S’il était un meurtrier, il en était de même pour ses cousins des autres continents. La génétique était là pour le prouver, l’homo sapiens était le seul survivant de la race homo.
Comment expliquer cette situation ? Pour la plupart des disparitions, il n’y était pour rien puisqu’elles avaient eu lieu bien longtemps avant qu’il hante les continents. Mais pour les autres, les contemporains de sapiens, comment expliquer ? Sans répondre, on pensait à une extermination perpétrée par nos ancêtres. En Europe, le débat tournait autour de Neandertal découvert en 1856. Ce cousin plus grand, plus fort et doté d’une volumineuse boîte crânienne avait disparu mystérieusement. Nous avions peut être échangé avec ce voisin, peut être même plus, mais en tout cas, selon toute vraisemblance, il n’y avait pas eu d’union fertile et les deux espèces ne s’étaient pas métissées.
Sapiens aurait-il exterminé Neandertal ?

Plusieurs relents bibliques dans cette hypothèse. Caïn et Abel, tout d’abord. Les Sapiens, enfants de Caïn, ne pouvaient être que des graines de meurtriers. David et Goliath ensuite. Si Sapiens avait survécu, ce n’était peut être pas seulement parce qu’il était un tueur, mais aussi parce qu’il était plus malin et qu’il avait su mieux s’adapter que son lourdaud de cousin.

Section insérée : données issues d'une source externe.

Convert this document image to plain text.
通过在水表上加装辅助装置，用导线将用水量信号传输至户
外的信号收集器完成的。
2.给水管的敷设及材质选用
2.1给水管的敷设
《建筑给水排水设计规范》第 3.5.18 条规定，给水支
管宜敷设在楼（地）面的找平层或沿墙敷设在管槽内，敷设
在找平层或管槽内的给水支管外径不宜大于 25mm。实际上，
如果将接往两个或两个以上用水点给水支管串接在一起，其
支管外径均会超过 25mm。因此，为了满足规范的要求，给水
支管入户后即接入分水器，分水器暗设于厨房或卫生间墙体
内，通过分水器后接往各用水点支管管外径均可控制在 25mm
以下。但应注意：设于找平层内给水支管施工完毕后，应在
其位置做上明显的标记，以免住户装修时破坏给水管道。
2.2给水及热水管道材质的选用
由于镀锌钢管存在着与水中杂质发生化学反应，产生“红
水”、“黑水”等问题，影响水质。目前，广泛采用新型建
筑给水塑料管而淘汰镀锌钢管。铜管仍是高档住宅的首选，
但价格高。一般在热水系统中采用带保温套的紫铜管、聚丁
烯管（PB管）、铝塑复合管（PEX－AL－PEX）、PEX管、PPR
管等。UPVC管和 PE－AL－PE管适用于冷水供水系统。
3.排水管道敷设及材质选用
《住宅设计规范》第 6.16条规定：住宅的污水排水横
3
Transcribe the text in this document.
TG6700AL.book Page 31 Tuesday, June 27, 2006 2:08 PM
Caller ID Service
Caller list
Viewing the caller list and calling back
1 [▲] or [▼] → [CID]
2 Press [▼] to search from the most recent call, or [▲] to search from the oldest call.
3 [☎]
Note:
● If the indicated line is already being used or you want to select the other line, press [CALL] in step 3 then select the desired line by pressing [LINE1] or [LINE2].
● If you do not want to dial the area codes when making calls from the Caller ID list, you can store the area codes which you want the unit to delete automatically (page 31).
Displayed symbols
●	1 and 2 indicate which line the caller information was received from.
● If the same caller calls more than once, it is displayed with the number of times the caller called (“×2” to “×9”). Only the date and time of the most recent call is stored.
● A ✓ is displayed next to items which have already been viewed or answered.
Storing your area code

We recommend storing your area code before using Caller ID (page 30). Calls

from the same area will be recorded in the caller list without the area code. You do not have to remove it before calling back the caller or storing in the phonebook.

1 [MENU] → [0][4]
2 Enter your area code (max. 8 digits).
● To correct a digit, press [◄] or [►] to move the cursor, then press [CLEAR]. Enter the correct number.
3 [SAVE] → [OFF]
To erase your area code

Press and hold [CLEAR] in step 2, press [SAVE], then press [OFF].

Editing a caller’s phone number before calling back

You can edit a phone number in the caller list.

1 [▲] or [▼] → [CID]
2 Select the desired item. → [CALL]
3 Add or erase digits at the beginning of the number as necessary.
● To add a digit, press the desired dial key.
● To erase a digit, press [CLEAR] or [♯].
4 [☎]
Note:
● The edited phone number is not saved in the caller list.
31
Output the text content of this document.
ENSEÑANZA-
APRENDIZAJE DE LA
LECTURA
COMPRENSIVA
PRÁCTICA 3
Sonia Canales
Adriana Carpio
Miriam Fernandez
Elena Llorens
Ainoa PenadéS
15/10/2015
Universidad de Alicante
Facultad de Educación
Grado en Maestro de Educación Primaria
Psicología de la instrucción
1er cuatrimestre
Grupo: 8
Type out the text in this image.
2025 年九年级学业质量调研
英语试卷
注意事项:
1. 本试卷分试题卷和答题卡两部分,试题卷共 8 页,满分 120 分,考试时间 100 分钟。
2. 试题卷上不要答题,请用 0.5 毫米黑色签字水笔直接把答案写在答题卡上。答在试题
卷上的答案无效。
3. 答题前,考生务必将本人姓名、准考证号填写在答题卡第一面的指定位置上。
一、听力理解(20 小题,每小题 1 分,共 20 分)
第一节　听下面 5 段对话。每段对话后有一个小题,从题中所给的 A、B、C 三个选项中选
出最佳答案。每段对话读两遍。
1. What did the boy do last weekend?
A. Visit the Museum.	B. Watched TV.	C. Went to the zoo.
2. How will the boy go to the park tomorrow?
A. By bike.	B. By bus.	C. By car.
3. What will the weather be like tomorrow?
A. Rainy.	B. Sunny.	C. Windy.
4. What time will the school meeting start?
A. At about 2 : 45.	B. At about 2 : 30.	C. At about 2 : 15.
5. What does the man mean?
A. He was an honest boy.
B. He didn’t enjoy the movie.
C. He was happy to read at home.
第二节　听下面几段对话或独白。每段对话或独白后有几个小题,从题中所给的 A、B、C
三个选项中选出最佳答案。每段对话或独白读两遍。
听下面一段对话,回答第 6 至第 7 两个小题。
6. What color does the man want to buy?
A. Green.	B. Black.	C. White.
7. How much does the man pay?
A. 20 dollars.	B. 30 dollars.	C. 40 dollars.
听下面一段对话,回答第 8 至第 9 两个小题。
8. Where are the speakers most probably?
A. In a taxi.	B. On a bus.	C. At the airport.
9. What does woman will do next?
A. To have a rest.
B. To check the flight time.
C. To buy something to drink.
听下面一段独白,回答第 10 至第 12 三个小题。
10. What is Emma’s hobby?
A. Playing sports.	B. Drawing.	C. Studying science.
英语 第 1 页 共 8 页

Et puis, patatras, l’info est tombée dans Le Monde du 8 mai 2010, on a enfin la preuve que Neandertal et Sapiens se sont mélangés. Que penser ? Étant donné que les néandertaliens sont une espèce made in Europe, peut-on parler d’une race européenne ? Ca fait froid dans le dos, d’autant plus que cela fait 70 ans que l’homme blanc tente de penser le contraire. Et s’il y avait des races génétiquement différentes ? Et si les Européens appartenaient réellement à un même ensemble métissé qui les différenciait des autres humains ?

Dans les années 50, une telle théorie n’aurait pu émaner que de nostalgiques des chemises brunes, des claquements de bottes et des croix gammées. Mais aujourd’hui, que penser ? Le « tous pareils » difficilement tenable devra-t-il laisser la place au « tous différents » même si « les gens qui ne sont pas comme nous, ça nous dérange ».